Parts of neighboring Moldova also suffered power outages for the first time after a critical power line was suddenly disconnected during the attack.
Russian missiles struck Kyiv and 10 regions across the country. Critical infrastructure sites in Kharkiv, Rivne, Zhytomyr, and Lviv oblasts were hit.
The total casualty number is yet to be announced. Kyiv authorities have already reported one death after confirming that three apartment buildings in the central Pechersk district were hit.
"If we had been in the kitchen, this would have been us," witness Svitlana Romanchuk told the Kyiv Independent, referring to her neighbor, Svitlana Voytenko, who had been killed in the attack.
Lviv Mayor Andriy Sadovyi said that 80 percent of Lviv was left without electricity, and a person was wounded as a result of the latest attack. According to Governor Volodymyr Trush, nearly the entire Ternopil Oblast, also in western Ukraine, faced a power outage as of 6 p.m. local time.
Tuesday's late afternoon strikes come a few days after Ukraine liberated the southern city of Kherson on Nov. 11, delivering yet another humiliating defeat to Russia.
Earlier this month, President Volodymyr Zelensky said that between 30 to 40 percent of Ukraine's energy infrastructure was affected by Russian strikes.
The previous large-scale attacks targeting Ukraine's energy infrastructure took place on three separate Mondays in October, resulting in mass power outages nationwide, including in Kyiv.
Since then, Kyiv and other busy cities have been grappling with power cuts under the government's efforts to conserve electricity amid a Russian blitz on energy sites.
The Russian mass strike took place during the G20 summit held on the Indonesian island of Bali.
Russian Foreign Minister Sergey Lavrov attended the two-day summit yet left a day early following the attacks. All other G20 countries were represented by heads of state or governments, with Russian President Vladimir Putin notably absent.

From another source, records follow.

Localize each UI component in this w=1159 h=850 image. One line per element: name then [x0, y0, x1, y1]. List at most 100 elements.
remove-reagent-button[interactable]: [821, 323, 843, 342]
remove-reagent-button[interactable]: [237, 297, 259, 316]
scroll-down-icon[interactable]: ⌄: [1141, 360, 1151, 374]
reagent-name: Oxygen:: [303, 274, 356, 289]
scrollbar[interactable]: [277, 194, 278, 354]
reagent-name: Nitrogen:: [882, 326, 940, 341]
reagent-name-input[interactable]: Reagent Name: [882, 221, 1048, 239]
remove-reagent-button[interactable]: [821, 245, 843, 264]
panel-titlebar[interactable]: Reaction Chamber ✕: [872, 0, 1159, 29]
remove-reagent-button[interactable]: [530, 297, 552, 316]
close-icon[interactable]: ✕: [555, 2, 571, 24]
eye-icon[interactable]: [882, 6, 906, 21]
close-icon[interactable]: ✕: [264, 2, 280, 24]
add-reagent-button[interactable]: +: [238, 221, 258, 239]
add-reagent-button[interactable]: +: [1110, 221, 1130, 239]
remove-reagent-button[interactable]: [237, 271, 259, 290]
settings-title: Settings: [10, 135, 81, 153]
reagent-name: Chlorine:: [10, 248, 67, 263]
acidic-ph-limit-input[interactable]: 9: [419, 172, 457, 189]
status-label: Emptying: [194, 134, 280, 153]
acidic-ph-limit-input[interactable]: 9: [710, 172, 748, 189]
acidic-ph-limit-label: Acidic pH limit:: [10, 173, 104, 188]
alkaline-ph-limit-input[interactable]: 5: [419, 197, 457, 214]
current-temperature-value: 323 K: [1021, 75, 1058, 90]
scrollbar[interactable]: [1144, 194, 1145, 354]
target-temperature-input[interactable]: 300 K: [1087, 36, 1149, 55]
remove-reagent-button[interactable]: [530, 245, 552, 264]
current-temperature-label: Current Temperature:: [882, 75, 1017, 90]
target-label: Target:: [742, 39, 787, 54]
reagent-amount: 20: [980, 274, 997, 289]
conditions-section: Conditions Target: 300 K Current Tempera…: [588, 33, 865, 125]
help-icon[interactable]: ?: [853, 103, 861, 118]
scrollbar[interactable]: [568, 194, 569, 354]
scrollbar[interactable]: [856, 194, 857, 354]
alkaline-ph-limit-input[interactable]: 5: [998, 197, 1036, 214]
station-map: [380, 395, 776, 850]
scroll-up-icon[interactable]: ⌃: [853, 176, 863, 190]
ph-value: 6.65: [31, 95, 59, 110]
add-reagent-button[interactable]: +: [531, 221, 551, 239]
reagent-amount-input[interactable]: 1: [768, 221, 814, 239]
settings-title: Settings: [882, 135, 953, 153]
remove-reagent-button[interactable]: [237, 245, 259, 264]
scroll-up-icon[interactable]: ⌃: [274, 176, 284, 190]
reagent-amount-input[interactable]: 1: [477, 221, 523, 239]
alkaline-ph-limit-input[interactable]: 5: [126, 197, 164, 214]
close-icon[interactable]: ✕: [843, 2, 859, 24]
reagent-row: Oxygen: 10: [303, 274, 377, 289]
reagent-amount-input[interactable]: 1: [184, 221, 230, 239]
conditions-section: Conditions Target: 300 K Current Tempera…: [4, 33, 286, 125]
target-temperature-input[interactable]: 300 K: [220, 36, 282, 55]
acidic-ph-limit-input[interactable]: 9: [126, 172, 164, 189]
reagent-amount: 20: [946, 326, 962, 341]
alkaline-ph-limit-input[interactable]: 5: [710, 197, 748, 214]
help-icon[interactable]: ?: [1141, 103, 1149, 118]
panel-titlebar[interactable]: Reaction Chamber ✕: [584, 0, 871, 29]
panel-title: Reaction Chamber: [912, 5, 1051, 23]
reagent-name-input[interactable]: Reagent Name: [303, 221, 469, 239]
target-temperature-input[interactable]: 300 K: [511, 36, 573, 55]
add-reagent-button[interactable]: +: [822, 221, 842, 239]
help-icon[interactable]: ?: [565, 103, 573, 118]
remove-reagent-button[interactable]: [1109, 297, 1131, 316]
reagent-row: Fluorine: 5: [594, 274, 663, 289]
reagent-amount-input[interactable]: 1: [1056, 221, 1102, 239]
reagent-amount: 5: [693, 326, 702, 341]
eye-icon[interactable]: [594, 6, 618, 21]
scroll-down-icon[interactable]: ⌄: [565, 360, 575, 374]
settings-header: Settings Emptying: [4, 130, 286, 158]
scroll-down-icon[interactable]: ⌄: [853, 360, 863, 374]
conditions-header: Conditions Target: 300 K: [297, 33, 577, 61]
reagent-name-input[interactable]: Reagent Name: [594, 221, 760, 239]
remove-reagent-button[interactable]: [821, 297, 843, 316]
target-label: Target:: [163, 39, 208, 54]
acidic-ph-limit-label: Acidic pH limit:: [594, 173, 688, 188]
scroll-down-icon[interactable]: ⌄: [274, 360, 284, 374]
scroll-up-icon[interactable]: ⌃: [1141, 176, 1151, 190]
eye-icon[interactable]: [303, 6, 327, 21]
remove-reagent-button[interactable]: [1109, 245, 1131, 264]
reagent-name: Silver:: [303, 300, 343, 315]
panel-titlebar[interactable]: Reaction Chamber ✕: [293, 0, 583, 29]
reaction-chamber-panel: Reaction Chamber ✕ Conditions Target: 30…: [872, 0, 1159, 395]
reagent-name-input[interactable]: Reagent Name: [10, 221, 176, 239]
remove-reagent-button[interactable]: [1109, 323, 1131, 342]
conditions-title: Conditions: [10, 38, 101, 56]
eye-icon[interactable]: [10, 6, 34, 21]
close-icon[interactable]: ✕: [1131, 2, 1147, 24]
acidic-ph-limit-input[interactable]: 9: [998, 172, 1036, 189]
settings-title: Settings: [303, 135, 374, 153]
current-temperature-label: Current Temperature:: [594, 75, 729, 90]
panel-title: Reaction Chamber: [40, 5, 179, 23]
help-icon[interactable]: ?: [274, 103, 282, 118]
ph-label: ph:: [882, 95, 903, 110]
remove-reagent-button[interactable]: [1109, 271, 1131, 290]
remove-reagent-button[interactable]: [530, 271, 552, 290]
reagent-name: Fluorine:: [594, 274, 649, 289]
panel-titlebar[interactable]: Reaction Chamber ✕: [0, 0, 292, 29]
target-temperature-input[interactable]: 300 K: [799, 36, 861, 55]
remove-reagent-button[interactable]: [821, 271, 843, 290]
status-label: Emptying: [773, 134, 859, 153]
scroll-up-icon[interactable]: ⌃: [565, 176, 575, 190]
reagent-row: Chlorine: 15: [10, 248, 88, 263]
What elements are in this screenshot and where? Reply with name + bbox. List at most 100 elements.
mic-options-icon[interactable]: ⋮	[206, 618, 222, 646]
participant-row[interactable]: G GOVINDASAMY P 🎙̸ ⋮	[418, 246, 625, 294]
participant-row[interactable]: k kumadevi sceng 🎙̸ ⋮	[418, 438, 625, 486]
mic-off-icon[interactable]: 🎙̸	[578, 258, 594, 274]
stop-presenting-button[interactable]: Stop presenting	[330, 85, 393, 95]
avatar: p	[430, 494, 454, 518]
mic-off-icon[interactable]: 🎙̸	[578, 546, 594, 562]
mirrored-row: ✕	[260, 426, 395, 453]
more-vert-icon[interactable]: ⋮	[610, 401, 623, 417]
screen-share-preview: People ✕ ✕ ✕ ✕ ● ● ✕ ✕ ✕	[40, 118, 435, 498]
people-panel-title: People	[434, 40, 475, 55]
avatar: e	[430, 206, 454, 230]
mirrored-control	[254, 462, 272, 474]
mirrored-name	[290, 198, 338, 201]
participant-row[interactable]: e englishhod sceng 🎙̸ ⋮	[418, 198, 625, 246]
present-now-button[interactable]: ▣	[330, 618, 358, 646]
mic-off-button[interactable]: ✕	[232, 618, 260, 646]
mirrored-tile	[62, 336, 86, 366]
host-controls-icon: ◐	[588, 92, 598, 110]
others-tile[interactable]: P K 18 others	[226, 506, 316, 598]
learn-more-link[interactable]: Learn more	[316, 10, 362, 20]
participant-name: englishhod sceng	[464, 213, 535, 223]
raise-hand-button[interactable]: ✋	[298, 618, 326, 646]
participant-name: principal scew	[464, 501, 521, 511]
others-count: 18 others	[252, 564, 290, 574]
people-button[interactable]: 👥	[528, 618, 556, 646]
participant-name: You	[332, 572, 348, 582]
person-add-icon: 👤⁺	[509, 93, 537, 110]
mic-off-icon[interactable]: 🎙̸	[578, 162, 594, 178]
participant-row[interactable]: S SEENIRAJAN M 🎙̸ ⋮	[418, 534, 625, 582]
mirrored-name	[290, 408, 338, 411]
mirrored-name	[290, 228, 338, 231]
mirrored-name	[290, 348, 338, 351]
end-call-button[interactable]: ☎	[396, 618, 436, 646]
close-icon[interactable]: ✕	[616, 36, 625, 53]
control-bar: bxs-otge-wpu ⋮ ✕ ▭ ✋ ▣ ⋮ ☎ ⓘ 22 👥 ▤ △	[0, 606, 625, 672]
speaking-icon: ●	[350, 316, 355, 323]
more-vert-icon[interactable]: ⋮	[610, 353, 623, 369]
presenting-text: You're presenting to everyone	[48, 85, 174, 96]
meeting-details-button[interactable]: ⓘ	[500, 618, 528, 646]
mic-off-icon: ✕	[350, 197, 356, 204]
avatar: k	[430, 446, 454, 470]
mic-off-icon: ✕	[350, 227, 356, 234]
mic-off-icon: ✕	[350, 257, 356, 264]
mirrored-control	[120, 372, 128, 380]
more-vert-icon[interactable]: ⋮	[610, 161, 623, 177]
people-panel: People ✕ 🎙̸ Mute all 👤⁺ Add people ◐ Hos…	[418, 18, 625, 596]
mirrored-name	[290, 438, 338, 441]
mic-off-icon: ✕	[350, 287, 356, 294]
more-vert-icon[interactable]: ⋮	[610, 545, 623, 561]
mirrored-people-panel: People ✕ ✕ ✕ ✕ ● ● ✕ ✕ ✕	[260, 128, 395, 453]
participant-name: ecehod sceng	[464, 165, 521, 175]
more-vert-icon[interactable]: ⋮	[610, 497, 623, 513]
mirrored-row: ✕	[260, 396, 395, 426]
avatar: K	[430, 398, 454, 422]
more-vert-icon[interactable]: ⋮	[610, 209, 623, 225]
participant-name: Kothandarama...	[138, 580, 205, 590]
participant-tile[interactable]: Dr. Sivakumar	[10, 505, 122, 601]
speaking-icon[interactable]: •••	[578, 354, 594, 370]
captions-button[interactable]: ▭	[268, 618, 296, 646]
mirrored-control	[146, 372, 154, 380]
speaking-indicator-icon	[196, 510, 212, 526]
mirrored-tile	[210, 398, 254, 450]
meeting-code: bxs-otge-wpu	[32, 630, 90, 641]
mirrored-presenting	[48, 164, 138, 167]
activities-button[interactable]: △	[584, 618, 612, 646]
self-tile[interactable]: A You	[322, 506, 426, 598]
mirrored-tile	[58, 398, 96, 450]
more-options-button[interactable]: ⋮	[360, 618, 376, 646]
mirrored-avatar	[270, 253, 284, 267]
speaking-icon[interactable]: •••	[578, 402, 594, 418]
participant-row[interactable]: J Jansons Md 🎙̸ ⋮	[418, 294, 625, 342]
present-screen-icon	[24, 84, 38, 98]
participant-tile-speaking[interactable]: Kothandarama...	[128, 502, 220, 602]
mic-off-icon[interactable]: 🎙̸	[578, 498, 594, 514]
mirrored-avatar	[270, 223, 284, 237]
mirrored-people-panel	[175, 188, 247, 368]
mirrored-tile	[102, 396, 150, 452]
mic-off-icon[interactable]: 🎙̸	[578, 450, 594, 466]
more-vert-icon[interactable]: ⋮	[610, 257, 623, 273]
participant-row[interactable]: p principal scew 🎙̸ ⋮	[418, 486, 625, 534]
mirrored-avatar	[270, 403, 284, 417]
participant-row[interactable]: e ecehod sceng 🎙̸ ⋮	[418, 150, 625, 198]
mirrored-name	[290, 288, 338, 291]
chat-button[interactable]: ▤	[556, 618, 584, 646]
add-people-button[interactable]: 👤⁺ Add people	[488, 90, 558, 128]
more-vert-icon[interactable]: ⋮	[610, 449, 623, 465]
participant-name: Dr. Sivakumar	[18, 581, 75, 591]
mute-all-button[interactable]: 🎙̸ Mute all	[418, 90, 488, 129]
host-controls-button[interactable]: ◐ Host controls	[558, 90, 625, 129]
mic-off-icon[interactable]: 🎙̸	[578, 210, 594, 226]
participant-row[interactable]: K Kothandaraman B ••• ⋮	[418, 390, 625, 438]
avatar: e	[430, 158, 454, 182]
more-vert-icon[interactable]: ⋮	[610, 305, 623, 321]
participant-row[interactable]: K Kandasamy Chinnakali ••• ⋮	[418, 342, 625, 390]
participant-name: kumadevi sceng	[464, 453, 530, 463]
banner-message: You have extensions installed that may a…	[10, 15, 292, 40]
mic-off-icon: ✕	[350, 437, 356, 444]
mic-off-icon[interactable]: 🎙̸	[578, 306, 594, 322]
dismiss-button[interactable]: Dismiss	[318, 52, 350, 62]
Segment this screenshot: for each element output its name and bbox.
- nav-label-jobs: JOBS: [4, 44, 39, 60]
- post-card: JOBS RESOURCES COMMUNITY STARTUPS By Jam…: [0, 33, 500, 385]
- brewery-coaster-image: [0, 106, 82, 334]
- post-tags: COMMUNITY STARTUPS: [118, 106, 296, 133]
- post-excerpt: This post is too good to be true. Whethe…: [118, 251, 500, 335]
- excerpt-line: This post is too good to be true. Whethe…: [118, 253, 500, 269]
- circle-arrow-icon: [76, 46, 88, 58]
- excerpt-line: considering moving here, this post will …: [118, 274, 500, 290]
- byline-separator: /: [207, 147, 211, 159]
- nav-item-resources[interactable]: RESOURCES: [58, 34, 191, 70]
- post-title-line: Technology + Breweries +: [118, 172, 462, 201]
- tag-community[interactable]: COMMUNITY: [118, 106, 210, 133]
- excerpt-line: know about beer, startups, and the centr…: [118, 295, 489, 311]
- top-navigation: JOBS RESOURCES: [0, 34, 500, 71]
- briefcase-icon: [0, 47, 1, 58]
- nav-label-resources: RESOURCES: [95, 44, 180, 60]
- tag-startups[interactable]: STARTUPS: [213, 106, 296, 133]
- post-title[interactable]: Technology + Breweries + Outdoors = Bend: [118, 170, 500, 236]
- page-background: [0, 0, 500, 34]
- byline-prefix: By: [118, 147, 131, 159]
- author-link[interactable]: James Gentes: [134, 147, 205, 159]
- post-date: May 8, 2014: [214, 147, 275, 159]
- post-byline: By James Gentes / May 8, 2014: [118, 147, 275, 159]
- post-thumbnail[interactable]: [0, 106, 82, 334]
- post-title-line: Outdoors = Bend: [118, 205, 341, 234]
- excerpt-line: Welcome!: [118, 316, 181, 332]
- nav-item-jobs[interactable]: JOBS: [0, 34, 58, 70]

At the summit, Zelensky, invited to the event by Indonesian President Joko Widodo, addressed the "G19" leaders online.
Zelensky emphasized that now is the moment when "the Russian destructive war must and can be stopped."
Zelensky called on an extension of the United Nations and Turkey-brokered grain export deal, which is due to expire in mid-November, and said Russia's nuclear threats were "inadmissible."
He also proposed a peace plan centered around the notion that Russia must withdraw its troops from Ukraine.
The draft of the G20 declaration, seen by agencies, writes that "most" countries strongly condemned the war and that it was worsening the global economy.
Russia's Lavrov said that the declaration was "politicized."
Leaders at the summit also condemned Russia's latest mass strike, calling it a sign of weakness.
Russian forces are withdrawing deeper into Kherson Oblast a few days after Ukraine recaptured the southern regional capital amid its months-long counteroffensive.
Natalia Humeniuk, a spokeswoman for Ukraine's Southern Operational Command, said on TV that Russian forces moved 15-20 kilometers deeper into the Russian-occupied territory from the river's coast.
According to the Kremlin-run TASS news agency, the Russian occupation "administration" left Nova Kakhovka, a city on the east bank of the Dnipro River, home to the Kakhovka Hydroelectric Power Plant. Ukraine's military has not confirmed the possible withdrawal yet.
Ukraine's military said on Nov. 13 that Russia had decreased its military presence in some occupied settlements in Kherson Oblast, including Kakhovka, Tavriisk, and Nova Kakhovka, all on the east bank.